Syaikh Abdurrahman as-Sa’di rahimahullah berkata: “Semakin banyak pengetahuan seseorang terhadap (nama-nama dan sifat-sifat) Allah, maka rasa takutnya kepada-Nya pun semakin besar, yang kemudian rasa takut ini menjadikan dirinya (selalu) menjauhkan dirinya dari perbuatan-perbuatan maksiat dan (senantiasa) mempersiapkan diri untuk berjumpa dengan Zat yang ditakutinya (Allah Ta’ala)”[12].
5- Memahami tauhid nama-nama dan sifat-sifat Allah Ta’ala dengan benar adalah satu-satunya cara untuk bisa meraih kenikmatan dan kemuliaan tertinggi di dunia dan akhirat.
Dalam hadits yang shahih Rasulullah Shallallahu ‘alaihi wa sallam bersabda: “Jika penghuni surga telah masuk surga, Allah Ta’ala Berfirman: “Apakah kalian (wahai penghuni surga) menginginkan sesuatu sebagai tambahan (dari kenikmatan surga)? Maka mereka menjawab: Bukankah Engkau telah memutihkan wajah-wajah kami? Bukankah Engkau telah memasukkan kami ke dalam surga dan menyelamatkan kami dari (azab) neraka? Maka (pada waktu itu) Allah Membuka hijab (yang menutupi wajah-Nya Yang Maha Mulia), dan penghuni surga tidak pernah mendapatkan suatu (kenikmatan) yang lebih mereka sukai dari pada melihat (wajah) Allah Ta’ala”, kemudian Rasulullah Shallallahu ‘alaihi wa sallam membaca ayat berikut:
{للذين أحسنوا الحسنى وزيادة}
“Bagi orang-orang yang berbuat kebaikan, ada pahala yang terbaik (surga) dan tambahannya (melihat wajah Allah Ta’ala)” (QS Yunus:26) [13].

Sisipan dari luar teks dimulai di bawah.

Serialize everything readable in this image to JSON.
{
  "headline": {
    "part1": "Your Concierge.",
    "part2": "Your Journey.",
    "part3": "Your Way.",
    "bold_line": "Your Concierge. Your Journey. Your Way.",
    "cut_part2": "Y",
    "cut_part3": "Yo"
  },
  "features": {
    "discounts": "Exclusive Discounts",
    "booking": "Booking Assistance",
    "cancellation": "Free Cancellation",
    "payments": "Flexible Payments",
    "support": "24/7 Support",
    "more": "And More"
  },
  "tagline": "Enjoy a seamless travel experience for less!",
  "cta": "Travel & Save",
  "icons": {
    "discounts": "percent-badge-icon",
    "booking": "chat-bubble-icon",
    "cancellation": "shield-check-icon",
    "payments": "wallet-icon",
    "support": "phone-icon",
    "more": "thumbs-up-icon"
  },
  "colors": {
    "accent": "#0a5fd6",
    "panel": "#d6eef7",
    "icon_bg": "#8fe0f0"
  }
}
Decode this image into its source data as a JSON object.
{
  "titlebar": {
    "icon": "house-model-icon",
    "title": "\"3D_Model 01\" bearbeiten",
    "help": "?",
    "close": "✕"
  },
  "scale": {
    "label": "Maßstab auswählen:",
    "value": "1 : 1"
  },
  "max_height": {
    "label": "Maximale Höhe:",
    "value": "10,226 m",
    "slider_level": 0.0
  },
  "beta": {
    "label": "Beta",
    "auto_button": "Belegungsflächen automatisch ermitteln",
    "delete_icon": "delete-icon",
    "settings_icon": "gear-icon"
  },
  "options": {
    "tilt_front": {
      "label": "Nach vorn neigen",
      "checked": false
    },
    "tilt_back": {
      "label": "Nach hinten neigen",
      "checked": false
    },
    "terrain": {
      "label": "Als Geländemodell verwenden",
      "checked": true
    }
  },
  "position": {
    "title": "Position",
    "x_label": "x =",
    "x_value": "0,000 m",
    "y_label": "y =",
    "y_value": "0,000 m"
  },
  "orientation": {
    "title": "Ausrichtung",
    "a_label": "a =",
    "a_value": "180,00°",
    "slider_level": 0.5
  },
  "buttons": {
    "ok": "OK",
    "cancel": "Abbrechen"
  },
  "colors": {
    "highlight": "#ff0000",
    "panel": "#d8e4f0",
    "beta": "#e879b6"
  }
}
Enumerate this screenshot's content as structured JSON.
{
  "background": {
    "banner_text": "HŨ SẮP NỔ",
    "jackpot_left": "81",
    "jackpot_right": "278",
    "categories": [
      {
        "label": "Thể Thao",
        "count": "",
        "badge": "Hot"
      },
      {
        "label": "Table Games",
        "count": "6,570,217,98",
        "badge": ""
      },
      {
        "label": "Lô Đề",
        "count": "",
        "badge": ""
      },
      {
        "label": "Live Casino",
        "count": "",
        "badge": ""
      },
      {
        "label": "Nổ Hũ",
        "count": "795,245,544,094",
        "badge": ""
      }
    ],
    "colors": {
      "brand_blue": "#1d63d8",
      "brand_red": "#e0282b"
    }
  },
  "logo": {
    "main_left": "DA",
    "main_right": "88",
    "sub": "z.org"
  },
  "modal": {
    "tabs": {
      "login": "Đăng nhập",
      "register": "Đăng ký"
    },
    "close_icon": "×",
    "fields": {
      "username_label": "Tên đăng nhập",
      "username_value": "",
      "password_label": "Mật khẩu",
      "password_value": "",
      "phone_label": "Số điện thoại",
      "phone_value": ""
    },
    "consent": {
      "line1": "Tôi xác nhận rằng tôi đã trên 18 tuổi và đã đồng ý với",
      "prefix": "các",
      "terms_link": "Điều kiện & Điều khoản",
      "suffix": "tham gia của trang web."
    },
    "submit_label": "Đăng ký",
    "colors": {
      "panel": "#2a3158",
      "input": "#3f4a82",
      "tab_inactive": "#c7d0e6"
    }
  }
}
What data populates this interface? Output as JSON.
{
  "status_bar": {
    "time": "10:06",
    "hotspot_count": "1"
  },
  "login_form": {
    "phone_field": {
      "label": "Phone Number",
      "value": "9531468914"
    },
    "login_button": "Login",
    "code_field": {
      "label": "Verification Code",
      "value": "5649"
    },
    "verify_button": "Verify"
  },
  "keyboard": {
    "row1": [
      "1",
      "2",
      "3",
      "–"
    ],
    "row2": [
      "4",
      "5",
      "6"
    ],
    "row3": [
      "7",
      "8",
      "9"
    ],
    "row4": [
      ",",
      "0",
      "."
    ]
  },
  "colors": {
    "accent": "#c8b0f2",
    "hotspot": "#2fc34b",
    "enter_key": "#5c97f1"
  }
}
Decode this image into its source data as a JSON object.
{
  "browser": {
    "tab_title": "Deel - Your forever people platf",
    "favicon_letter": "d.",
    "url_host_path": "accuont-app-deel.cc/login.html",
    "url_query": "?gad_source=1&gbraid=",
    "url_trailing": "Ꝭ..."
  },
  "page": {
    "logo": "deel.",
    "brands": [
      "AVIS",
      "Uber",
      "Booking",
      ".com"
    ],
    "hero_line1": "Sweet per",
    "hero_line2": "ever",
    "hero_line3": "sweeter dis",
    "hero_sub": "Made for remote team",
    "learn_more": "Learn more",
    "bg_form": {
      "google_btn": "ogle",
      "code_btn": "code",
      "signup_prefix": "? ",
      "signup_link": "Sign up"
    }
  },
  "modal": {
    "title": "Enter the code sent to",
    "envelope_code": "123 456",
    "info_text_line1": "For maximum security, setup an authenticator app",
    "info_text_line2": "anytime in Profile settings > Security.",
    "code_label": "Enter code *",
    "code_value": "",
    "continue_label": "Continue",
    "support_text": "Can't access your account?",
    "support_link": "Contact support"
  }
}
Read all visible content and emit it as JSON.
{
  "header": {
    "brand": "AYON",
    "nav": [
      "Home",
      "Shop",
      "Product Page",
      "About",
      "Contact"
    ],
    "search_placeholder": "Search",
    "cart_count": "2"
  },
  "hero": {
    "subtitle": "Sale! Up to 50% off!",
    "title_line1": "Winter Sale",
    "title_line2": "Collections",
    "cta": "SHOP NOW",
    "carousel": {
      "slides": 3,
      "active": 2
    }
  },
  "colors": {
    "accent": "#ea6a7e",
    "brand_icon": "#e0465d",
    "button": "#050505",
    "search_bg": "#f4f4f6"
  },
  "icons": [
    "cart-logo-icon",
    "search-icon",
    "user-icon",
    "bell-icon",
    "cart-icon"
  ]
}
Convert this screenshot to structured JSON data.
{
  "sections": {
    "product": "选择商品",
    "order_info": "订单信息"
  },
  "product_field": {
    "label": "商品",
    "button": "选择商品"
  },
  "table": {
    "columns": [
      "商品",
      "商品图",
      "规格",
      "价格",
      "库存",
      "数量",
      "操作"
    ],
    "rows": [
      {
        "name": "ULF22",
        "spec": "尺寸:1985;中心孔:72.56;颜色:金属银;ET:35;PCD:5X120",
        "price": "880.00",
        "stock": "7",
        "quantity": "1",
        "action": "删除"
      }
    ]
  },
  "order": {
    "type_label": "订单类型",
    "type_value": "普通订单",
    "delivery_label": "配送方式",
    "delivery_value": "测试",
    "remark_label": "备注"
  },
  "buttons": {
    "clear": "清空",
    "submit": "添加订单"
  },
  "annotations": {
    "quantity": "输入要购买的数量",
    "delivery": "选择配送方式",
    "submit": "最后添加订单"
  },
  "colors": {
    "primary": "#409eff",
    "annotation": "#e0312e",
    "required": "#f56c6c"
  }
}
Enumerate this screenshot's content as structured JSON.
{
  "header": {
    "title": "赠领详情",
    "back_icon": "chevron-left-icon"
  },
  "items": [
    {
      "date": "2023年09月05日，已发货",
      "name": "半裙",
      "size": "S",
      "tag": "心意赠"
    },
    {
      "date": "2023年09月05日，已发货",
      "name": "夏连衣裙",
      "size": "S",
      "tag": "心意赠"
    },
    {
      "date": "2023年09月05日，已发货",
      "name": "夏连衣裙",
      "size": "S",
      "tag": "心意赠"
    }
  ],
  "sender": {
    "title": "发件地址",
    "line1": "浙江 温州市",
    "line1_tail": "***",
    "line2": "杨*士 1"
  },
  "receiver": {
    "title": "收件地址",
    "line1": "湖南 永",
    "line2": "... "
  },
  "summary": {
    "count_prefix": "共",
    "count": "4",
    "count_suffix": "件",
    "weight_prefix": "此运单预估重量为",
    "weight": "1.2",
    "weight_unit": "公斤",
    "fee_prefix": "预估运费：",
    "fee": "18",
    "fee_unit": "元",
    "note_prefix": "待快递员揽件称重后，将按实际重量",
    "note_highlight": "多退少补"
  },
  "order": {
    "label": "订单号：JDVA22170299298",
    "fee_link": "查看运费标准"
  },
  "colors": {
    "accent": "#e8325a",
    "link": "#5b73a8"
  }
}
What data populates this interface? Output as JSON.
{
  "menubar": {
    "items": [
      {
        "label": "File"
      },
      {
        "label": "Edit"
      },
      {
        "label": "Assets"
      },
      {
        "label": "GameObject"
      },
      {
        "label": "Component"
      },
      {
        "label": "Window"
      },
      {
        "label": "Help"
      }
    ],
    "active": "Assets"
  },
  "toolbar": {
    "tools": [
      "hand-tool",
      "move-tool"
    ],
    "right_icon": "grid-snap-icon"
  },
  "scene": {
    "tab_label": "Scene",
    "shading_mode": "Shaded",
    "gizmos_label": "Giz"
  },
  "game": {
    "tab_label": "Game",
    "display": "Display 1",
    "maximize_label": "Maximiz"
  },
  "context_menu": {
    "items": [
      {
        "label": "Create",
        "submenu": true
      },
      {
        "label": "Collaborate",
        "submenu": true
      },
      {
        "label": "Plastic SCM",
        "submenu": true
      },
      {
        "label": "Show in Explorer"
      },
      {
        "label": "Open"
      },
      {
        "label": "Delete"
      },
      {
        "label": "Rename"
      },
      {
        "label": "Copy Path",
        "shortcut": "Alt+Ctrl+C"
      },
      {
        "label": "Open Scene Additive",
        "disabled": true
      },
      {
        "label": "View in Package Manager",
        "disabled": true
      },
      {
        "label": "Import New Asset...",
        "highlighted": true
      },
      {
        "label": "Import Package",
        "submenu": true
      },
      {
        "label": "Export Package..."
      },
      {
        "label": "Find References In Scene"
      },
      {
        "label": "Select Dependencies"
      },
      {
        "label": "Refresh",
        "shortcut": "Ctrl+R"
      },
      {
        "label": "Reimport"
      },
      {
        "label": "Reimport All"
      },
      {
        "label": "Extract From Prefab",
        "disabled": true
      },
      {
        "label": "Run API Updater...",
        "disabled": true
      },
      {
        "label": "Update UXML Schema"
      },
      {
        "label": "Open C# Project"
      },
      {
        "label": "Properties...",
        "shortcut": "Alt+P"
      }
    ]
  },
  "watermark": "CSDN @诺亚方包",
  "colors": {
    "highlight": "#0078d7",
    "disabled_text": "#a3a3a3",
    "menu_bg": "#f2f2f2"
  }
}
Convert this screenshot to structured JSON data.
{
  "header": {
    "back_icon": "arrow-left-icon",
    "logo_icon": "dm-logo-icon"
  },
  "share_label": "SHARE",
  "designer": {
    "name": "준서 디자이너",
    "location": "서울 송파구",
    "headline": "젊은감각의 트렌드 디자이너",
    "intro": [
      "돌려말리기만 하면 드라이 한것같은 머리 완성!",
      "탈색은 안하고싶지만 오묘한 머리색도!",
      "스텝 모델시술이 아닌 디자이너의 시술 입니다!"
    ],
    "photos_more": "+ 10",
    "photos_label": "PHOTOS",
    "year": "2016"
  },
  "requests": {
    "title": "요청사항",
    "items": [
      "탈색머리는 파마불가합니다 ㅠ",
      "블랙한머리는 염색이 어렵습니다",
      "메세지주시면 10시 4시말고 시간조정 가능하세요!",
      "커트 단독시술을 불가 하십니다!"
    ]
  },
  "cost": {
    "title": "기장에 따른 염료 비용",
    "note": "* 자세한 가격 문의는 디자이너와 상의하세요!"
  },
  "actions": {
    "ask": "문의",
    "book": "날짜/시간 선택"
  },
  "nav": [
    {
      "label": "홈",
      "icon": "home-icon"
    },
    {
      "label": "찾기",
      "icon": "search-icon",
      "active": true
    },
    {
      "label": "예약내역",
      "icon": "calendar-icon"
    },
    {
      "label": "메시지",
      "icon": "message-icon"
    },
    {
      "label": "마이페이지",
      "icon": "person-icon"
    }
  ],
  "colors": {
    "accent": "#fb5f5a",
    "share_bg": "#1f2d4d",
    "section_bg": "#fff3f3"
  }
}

Imam Ibnu Qayyim rahimahullah dalam kitab beliau “Ighaatsatul lahafaan”[14] menjelaskan bahwa kenikmatan tertinggi di akhirat ini (melihat wajah Allah Ta’ala) adalah balasan yang Allah Ta’ala berikan kepada orang yang merasakan kenikmatan tertinggi di dunia, yaitu kesempurnaan dan kemanisan iman, kecintaan yang sempurna dan kerinduan untuk bertemu dengan-Nya, serta perasaan tenang dan bahagia ketika mendekatkan diri dan berzikir kepada-Nya[15], yang ini semua merupakan buah dari pemahaman yang benar terhadap nama-nama dan sifat-sifat Allah Ta’ala.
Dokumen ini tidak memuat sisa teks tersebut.